With the processor running, add the olive oil in a slow, steady stream until it is thoroughly incorporated. Season with pepper, then allow the tapenade to stand for an hour or so to allow the flavors to marry.


4 T tapenade
2 t dijon mustard
2 fresh plump garlics, crushed gently
1 t sea salt
1 t freshly ground pepper
2 T sherry vinegar

1 C extra virgin olive oil

Gently whisk together tapenade, dijon, garlic, salt, pepper, and sherry vinegar. Whisking further and much more vigoursly, slowly add olive oil to form an emulsion.

What garlic is to food, insanity is to art
~Augustus Saint-Gaudens

Aïoli, that luscious garlic mayonnaise, is a Provençal staple which enjoys almost boundless applications…gracing soups, adorning shellfish, awakening vegetables, accompanying grilled meats and spread on sandwiches. Here are three variations on a theme listed in no order of preference.

For optimal results, have all ingredients at room temperature for each recipe.

Aïoli I

4 plump, fresh garlic cloves, peeled and finely minced
2 large egg yolks, room temperature
1/2 teaspoon sea salt
1 C extra virgin olive oil

Sea salt

Mash the garlic and salt together with a pestle in a warm mortar, forming a smooth paste.

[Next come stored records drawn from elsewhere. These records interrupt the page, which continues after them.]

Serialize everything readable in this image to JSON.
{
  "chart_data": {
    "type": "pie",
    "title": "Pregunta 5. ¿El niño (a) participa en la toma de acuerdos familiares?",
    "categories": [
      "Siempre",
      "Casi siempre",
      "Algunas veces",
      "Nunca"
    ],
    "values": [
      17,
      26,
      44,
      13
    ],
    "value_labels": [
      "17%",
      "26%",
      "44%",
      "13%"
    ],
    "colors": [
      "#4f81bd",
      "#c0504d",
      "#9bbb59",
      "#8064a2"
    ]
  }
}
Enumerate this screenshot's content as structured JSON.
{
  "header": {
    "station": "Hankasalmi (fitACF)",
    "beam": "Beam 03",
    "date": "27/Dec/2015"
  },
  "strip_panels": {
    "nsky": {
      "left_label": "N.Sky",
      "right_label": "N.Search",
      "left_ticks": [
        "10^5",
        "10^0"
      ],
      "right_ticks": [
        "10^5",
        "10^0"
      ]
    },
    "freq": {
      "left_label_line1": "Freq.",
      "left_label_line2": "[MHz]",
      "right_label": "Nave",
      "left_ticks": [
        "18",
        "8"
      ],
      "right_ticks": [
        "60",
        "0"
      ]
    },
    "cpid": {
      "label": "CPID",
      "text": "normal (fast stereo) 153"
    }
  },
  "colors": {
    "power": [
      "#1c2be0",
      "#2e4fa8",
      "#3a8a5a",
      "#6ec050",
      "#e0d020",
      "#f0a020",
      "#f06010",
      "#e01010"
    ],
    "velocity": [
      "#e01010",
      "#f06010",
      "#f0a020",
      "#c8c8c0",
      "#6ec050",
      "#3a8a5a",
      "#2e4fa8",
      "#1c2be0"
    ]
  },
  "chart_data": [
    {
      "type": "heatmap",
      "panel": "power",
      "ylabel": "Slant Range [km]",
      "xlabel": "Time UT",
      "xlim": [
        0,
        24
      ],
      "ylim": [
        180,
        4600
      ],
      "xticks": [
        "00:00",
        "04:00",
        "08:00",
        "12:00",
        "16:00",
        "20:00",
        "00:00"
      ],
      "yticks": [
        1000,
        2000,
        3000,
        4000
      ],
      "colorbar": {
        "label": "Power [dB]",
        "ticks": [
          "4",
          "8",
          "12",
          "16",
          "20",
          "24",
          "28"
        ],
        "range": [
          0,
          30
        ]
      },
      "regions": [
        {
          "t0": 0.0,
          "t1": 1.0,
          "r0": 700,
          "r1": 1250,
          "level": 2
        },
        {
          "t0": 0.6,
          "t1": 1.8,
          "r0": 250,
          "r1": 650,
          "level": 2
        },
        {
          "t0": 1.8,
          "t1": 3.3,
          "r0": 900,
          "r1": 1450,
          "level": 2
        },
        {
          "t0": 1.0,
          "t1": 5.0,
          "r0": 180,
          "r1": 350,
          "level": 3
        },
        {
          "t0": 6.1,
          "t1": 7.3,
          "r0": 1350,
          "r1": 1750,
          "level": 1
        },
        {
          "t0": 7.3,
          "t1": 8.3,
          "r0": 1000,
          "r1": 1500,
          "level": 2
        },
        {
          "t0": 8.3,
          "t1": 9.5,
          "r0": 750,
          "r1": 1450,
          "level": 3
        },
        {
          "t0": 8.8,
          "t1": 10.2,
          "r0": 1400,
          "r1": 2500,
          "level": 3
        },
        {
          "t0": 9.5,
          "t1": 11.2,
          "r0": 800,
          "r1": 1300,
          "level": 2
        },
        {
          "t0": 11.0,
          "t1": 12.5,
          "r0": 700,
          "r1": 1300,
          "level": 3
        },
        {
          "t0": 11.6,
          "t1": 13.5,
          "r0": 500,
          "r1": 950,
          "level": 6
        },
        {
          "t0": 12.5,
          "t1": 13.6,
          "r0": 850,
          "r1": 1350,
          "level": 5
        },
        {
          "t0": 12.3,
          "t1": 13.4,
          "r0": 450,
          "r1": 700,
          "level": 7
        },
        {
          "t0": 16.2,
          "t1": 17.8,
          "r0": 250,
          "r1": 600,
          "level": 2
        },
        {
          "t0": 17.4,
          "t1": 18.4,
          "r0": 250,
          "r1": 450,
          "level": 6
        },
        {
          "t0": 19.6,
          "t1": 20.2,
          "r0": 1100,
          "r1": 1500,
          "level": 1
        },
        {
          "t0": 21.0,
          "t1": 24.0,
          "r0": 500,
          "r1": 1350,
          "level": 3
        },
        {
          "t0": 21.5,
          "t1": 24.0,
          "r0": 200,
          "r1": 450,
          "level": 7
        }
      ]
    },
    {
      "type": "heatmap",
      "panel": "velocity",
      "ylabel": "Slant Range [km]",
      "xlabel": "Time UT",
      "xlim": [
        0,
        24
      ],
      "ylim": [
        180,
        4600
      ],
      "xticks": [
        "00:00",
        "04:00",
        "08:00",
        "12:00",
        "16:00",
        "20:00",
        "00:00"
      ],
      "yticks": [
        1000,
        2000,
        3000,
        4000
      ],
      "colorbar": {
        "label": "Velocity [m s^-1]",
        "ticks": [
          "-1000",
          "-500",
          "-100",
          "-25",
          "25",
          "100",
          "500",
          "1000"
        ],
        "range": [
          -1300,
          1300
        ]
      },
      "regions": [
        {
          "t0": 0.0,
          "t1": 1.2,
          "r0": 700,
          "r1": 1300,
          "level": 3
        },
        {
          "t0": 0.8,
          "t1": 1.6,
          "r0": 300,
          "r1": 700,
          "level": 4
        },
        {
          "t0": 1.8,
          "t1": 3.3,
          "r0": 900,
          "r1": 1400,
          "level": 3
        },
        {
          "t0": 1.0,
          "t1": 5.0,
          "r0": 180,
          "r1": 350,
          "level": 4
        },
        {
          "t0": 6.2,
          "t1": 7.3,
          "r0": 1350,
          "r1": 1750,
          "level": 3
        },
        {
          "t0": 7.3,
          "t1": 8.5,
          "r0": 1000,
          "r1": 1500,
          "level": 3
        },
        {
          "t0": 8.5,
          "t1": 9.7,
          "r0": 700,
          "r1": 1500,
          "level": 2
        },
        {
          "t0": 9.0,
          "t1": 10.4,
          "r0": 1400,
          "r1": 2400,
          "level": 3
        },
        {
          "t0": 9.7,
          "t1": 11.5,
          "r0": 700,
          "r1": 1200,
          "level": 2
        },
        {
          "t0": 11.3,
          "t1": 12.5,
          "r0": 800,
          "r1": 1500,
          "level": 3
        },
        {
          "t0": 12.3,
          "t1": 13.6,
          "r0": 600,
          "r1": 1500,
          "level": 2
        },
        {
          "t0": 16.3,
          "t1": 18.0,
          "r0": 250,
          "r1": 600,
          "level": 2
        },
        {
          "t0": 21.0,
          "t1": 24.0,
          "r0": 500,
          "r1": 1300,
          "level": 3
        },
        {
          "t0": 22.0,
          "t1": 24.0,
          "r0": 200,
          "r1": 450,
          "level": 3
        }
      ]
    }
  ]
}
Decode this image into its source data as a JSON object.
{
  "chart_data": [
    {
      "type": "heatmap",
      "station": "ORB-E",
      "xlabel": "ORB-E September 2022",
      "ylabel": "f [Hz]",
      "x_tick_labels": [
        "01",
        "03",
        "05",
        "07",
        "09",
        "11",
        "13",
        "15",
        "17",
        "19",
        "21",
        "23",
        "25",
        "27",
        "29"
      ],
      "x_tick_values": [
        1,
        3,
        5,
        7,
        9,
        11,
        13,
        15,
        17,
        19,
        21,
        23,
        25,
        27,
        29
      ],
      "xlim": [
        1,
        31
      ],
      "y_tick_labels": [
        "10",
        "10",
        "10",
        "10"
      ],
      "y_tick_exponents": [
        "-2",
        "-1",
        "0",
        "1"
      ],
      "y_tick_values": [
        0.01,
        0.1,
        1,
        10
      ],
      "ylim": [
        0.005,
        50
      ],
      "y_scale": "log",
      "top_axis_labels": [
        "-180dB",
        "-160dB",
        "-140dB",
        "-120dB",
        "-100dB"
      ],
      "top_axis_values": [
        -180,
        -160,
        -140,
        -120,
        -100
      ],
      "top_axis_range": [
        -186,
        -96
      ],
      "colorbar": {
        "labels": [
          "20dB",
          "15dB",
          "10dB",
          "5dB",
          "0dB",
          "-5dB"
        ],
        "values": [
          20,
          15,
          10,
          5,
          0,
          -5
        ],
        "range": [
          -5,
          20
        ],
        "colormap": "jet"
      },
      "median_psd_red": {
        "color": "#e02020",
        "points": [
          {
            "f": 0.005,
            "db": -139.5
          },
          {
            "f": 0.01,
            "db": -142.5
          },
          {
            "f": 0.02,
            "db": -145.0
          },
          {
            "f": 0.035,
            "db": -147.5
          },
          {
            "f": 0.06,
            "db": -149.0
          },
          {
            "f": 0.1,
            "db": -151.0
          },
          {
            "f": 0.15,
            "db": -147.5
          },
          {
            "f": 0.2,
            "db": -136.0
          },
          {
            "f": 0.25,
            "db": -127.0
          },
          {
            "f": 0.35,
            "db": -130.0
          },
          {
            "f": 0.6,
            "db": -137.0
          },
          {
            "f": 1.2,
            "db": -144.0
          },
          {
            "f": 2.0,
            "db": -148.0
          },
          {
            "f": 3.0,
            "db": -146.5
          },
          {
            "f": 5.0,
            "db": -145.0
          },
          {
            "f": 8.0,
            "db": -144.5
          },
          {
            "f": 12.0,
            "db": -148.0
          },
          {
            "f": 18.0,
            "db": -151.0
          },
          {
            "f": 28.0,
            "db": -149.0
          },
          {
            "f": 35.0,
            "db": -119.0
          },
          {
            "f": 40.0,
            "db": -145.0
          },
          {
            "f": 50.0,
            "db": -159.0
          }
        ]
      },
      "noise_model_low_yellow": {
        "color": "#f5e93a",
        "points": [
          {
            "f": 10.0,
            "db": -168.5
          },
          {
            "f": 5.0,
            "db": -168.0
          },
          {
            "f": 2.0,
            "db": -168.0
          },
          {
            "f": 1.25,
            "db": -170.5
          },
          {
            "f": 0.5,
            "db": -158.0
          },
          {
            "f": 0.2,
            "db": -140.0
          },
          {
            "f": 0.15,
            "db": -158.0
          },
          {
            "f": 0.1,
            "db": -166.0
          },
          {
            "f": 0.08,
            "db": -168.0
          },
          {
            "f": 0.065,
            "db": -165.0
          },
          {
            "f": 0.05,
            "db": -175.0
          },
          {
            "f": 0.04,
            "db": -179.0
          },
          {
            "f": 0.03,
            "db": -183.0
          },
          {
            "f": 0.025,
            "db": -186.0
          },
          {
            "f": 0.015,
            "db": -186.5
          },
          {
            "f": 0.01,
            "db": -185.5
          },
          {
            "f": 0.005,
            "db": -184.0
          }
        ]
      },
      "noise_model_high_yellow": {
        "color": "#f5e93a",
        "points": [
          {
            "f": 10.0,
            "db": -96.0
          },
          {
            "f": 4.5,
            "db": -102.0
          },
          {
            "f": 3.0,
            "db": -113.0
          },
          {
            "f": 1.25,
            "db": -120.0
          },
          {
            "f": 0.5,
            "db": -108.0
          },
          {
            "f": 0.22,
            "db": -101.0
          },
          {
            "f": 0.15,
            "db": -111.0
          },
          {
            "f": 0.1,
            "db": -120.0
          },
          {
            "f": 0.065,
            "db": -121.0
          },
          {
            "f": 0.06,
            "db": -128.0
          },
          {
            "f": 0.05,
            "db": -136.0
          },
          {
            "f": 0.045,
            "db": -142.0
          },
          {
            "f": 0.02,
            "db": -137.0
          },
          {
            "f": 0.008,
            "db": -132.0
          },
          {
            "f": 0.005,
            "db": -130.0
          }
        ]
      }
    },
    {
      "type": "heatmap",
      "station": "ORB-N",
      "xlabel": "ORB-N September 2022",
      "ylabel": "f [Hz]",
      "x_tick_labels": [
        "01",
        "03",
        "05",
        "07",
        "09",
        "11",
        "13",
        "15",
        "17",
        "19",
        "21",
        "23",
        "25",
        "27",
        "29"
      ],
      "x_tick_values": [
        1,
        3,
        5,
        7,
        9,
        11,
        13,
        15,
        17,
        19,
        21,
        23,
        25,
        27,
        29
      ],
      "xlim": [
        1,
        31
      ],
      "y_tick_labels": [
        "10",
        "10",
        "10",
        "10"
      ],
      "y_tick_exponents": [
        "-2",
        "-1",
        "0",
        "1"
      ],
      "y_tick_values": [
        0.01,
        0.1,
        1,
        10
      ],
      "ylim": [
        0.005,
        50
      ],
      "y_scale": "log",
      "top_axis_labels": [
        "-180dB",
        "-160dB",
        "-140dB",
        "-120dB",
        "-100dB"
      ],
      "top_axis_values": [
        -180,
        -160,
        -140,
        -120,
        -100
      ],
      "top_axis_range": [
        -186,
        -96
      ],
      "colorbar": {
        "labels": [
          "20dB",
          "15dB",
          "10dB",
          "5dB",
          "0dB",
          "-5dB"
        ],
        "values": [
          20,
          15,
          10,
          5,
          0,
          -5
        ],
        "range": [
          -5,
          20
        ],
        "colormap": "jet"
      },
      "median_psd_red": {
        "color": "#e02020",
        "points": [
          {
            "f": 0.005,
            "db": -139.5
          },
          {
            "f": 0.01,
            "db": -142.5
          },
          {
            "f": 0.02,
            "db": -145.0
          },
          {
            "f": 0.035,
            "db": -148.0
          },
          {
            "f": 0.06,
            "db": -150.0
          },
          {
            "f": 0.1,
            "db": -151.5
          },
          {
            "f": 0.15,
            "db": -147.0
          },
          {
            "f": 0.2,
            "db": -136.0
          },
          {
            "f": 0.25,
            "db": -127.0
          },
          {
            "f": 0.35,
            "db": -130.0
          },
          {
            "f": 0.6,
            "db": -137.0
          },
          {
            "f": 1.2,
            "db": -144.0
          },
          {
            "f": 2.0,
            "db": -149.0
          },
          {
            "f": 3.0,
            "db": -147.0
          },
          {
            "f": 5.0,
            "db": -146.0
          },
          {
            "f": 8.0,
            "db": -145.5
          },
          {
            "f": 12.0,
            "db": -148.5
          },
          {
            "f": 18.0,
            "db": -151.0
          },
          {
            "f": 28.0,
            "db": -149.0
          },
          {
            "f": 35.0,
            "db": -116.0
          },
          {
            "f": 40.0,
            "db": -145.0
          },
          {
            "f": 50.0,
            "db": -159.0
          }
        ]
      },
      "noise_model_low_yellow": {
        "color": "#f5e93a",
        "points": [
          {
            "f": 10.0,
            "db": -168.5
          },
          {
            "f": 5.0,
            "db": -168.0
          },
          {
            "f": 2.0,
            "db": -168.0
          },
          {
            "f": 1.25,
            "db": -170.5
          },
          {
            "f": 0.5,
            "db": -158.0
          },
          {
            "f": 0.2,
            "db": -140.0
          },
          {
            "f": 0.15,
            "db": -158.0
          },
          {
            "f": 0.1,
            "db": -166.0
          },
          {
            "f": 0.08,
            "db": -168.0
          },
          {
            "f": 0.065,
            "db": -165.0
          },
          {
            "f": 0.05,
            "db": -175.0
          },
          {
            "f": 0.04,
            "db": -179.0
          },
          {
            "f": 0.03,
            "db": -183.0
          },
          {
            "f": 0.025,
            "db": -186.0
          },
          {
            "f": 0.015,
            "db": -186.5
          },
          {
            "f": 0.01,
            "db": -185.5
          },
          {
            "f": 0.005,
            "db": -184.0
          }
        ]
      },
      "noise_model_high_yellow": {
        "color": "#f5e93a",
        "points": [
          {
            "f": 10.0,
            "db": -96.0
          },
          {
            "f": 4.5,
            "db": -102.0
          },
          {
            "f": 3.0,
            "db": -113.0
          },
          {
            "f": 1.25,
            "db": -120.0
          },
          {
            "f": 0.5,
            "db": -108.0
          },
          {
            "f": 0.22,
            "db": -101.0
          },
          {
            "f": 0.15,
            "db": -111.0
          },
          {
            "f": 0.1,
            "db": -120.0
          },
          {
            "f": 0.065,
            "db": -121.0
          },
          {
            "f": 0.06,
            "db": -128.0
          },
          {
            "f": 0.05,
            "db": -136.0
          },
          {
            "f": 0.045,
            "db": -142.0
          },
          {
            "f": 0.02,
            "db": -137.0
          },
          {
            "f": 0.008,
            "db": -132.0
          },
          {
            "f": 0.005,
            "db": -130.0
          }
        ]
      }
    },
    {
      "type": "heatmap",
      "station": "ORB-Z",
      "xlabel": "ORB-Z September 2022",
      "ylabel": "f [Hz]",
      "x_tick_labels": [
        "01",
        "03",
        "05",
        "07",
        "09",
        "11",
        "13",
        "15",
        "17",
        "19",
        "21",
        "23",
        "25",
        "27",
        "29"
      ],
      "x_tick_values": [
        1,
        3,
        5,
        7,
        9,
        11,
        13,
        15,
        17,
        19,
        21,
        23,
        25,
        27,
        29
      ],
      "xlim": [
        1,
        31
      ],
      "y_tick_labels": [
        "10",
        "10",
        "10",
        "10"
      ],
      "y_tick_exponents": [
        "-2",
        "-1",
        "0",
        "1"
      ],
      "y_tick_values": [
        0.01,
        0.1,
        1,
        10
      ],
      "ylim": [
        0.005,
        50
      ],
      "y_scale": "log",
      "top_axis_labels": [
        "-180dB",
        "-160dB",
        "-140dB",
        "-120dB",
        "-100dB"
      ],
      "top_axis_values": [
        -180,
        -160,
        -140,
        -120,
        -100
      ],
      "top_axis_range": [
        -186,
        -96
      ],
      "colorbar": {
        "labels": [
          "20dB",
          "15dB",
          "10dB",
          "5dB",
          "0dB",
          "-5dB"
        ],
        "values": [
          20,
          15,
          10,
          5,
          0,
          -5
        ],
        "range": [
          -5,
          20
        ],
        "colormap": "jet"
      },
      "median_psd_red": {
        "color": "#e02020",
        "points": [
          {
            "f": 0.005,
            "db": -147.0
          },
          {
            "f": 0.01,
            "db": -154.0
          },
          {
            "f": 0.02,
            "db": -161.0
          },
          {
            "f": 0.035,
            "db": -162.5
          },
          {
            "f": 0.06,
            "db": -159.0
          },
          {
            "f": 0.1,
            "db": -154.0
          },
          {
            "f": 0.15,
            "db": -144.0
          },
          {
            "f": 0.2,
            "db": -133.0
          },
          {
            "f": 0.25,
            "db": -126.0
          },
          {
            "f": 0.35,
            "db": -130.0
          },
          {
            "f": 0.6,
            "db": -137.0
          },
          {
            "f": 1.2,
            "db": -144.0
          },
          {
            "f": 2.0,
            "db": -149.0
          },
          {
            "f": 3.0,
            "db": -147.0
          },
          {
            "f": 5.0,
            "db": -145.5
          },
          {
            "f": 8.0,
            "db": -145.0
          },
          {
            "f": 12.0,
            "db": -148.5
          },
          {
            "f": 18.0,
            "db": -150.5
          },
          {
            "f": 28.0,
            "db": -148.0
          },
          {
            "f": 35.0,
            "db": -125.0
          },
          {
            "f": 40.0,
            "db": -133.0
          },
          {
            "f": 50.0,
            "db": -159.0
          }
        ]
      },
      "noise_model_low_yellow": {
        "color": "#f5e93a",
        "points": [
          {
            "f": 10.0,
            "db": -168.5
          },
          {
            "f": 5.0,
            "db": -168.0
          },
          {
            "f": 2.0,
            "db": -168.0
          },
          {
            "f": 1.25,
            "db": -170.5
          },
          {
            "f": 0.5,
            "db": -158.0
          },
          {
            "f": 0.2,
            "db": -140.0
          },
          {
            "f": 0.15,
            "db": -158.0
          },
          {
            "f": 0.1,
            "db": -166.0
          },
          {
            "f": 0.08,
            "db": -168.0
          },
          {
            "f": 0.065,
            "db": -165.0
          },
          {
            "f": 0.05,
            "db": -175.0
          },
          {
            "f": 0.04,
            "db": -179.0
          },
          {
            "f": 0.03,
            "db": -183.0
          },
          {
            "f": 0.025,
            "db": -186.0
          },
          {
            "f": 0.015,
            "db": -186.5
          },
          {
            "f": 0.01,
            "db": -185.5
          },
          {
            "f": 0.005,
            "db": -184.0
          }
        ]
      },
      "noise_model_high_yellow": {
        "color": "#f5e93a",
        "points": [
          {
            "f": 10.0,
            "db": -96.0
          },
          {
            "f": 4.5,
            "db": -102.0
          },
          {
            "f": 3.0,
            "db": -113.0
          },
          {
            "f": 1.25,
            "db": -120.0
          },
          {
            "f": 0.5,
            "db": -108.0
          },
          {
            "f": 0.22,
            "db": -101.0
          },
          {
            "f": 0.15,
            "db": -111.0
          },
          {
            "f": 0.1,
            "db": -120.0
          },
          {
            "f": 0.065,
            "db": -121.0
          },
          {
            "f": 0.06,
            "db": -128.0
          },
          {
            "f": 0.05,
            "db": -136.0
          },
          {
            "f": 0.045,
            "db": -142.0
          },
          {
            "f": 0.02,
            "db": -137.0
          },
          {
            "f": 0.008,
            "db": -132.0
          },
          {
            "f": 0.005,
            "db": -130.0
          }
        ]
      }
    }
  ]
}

Add the egg yolks and stir to thoroughly blend the garlic and yolks. Continue stirring and gradually add a few drops of the oil. Whisk until the ingredients are thoroughly incorporated. As soon as the mixture begins to thicken, while whisking vigorously, add the remaining oil in a slow, steady, thin stream.

Taste for seasoning, transfer to bowl and refrigerate.

Aïoli II

2 large egg yolks, room temperature
4 plump, fresh garlic cloves, minced then smashed to a paste with a pinch of sea salt
1 tsp fresh lemon juice
1 T Dijon mustard
¼ teaspoon cayenne pepper
1 C canola oil
½ C extra virgin olive oil
3 tablespoons heavy cream (or to desired consistency)
Sea salt to taste

A silkier version. Drop the egg yolks in a mixing bowl, then whisk in the garlic, lemon juice, mustard and cayenne. Slowly, gradually whisk in the combined canola and olive oils, first drop by drop and then in a slow, steady, thin stream. When the oils are incorporated, whisk in the cream.

Season with salt, cover and refrigerate.

Aïoli III

2 plump, fresh garlic cloves, peeled and chopped
1 T fresh lemon juice
3 T Dijon mustard
2 large eggs, room temperature

2 C extra virgin olive oil
Sea salt and freshly ground black pepper

Combine the garlic, lemon juice, mustard and egg in a blender and blend until smooth, between 1 to 2 minutes. With the blender still running, slowly pour in the olive oil in a slow, steady thin stream until the sauce begins to thicken. Take care not to add too much oil in the beginning as the aïoli will not emulsify. The aïoli should be the consistency of a smooth, creamy mayonnaise.

Season with salt and pepper, cover and refrigerate.


For a spicy variation on each of the recipes above, just before you slowly pour in the olive oil in a slow, steady, thin stream, add:

1/2 t saffron threads
1/2 t cayenne pepper
1 t tomato paste

Then complete the remainder of the recipe.